Segundo o livro de Bob Woodward, o general John Mattis respondeu assim quando Trump, enfurecido, quis saber por que os Estados Unidos gastavam tanto para manter um grande contingente militar na Coreia do Sul, com capacidade para interceptar em segundos qualquer ataque norte-coreano:

“Estamos evitando a Terceira Guerra Mundial.”

Mattis, que compreende a grande responsabilidade acoplada a um poder avassalador, também “modulou” a reação de Trump ao uso de armas químicas contra pelo regime de Bashar Assad.

“Vamos matar esses ******. Vamos matar esses ****** todos”, gritou Trump.

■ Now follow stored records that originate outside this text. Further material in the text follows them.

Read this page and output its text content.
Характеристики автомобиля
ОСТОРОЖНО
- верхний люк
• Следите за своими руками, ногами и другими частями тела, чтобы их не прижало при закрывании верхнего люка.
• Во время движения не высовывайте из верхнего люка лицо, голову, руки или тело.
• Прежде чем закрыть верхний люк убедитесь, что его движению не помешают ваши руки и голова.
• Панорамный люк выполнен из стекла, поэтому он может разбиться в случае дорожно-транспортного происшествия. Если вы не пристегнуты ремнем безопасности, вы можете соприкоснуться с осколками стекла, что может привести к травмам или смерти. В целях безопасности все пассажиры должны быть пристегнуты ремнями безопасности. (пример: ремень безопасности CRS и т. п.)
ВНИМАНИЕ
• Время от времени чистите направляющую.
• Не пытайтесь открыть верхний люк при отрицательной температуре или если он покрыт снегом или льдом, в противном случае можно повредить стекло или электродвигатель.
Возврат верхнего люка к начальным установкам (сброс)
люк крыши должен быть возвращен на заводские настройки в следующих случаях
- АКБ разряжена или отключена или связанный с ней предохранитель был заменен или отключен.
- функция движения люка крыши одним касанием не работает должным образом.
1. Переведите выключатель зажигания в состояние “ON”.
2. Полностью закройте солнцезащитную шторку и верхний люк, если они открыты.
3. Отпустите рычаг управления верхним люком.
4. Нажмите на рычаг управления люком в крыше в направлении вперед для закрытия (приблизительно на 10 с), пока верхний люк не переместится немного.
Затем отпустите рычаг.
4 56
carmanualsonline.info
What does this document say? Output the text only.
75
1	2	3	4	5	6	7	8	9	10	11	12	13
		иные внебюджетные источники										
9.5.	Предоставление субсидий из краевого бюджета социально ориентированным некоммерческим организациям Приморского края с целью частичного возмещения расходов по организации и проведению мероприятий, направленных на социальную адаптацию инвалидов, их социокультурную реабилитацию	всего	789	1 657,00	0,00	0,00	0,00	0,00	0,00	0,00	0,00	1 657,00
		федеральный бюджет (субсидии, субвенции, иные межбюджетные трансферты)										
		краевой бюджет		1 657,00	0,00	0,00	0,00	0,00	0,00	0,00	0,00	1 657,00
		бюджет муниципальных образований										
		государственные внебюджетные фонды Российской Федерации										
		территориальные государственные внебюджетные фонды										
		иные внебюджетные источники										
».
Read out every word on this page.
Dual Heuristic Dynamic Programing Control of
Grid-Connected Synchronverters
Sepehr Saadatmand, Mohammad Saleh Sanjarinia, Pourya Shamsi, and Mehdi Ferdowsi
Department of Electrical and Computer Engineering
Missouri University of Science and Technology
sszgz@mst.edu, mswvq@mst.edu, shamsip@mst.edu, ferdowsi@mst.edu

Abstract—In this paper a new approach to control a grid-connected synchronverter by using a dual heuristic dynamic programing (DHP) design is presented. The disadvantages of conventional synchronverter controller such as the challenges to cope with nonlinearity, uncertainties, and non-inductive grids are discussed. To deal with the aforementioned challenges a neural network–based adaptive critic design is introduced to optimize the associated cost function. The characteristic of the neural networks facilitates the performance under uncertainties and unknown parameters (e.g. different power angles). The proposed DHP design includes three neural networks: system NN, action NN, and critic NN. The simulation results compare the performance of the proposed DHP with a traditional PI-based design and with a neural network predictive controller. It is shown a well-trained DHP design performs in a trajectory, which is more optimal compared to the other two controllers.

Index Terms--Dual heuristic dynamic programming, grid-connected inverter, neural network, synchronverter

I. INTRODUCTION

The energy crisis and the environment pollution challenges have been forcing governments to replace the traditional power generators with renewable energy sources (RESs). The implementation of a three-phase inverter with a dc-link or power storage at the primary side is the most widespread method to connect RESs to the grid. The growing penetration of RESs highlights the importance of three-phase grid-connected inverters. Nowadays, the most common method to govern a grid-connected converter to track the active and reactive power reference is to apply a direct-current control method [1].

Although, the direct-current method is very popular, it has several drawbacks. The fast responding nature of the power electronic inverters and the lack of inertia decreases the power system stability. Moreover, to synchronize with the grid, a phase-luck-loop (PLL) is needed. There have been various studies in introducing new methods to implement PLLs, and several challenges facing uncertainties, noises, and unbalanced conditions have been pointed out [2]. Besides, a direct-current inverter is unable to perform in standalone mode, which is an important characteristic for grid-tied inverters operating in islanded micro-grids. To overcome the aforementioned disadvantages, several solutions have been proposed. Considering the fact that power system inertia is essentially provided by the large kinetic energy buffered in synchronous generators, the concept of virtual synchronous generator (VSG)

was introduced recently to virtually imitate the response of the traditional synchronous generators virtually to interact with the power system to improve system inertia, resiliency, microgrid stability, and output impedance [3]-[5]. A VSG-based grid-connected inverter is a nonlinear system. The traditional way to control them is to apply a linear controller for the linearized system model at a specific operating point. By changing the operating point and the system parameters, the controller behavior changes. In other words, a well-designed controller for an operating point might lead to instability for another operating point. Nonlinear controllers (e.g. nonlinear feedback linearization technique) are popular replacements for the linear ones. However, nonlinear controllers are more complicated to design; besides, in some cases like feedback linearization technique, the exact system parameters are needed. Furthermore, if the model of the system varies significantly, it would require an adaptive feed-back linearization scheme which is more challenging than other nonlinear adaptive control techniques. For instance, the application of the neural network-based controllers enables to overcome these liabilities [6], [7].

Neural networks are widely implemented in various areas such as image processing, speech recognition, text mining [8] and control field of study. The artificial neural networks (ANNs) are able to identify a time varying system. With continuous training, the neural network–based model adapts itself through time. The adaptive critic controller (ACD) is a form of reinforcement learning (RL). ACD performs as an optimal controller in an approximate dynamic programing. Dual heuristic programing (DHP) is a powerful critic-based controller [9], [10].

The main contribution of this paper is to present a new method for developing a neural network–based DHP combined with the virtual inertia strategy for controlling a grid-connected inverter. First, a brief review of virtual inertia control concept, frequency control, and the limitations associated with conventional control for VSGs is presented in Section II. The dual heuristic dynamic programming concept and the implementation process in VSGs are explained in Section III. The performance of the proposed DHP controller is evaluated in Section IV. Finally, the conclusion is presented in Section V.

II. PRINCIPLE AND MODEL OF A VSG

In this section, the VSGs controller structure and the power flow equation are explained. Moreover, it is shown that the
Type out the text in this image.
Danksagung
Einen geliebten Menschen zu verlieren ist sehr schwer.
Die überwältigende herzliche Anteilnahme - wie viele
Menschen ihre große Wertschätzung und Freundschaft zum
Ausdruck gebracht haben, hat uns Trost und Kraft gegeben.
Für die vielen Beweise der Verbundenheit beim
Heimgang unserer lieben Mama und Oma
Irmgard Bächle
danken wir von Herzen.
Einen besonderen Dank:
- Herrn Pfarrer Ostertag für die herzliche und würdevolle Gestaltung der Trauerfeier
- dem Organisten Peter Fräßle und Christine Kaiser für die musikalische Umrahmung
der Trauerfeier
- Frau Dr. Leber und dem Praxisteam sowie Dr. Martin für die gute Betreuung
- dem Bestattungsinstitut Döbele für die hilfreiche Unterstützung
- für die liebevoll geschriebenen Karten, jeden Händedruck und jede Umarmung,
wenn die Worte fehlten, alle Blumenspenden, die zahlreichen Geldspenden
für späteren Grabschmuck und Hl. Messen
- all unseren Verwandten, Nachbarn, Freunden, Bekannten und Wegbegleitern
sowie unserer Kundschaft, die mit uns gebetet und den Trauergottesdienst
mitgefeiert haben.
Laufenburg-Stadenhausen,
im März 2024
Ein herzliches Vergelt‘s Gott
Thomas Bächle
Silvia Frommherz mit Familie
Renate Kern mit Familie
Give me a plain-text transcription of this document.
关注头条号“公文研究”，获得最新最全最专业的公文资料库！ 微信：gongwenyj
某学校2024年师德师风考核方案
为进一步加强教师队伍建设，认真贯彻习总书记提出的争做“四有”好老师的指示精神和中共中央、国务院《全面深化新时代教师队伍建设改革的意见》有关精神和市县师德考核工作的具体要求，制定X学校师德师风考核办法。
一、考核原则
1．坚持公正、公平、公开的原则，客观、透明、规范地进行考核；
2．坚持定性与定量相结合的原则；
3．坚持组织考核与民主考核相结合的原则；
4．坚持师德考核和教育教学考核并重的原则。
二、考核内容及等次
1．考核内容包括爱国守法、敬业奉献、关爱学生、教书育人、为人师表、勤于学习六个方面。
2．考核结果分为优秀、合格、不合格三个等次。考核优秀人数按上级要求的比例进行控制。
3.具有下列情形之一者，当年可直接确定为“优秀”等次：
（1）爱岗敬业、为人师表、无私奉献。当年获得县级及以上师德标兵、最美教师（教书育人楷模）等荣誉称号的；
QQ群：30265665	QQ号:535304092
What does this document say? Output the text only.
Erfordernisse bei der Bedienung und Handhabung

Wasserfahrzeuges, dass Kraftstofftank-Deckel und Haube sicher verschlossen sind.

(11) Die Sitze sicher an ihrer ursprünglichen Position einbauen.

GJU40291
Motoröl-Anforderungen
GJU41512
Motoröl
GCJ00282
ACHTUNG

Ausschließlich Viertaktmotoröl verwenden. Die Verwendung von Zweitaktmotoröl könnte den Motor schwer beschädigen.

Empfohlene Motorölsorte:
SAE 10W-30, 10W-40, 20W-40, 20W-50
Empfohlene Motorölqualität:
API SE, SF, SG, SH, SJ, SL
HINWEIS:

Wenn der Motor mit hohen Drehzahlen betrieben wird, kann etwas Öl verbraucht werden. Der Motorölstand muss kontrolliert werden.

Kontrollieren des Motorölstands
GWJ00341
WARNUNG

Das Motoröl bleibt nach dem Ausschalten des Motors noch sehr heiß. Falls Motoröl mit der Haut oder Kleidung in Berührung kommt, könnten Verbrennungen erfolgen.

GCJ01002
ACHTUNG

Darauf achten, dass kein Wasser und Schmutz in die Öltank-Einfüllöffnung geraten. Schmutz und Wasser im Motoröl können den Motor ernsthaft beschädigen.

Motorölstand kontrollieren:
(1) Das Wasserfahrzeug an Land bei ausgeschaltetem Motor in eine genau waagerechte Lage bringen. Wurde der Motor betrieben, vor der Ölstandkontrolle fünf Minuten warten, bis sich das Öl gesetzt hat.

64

De forma involuntária, Bob Woodward acabou levantando a bola de Trump. Quem nunca teve vontade de dizer, aos ver os corpos inertes de criancinhas mortas espumando pela boa: “Por que os americanos não matam esses desgraçados todos?”

Assad faz parte de um governo reconhecido e tem aliados importantes — a Rússia, por exemplo. Não pode ser simplesmente bombardeado até só ficar terra arrasada.

Já em relação a seus antagonistas do Estado Islâmicos, os generais de Trump fizeram exatamente o que ele deu livre escolha para fazer. Ponto, de valor incalculável, para os generais.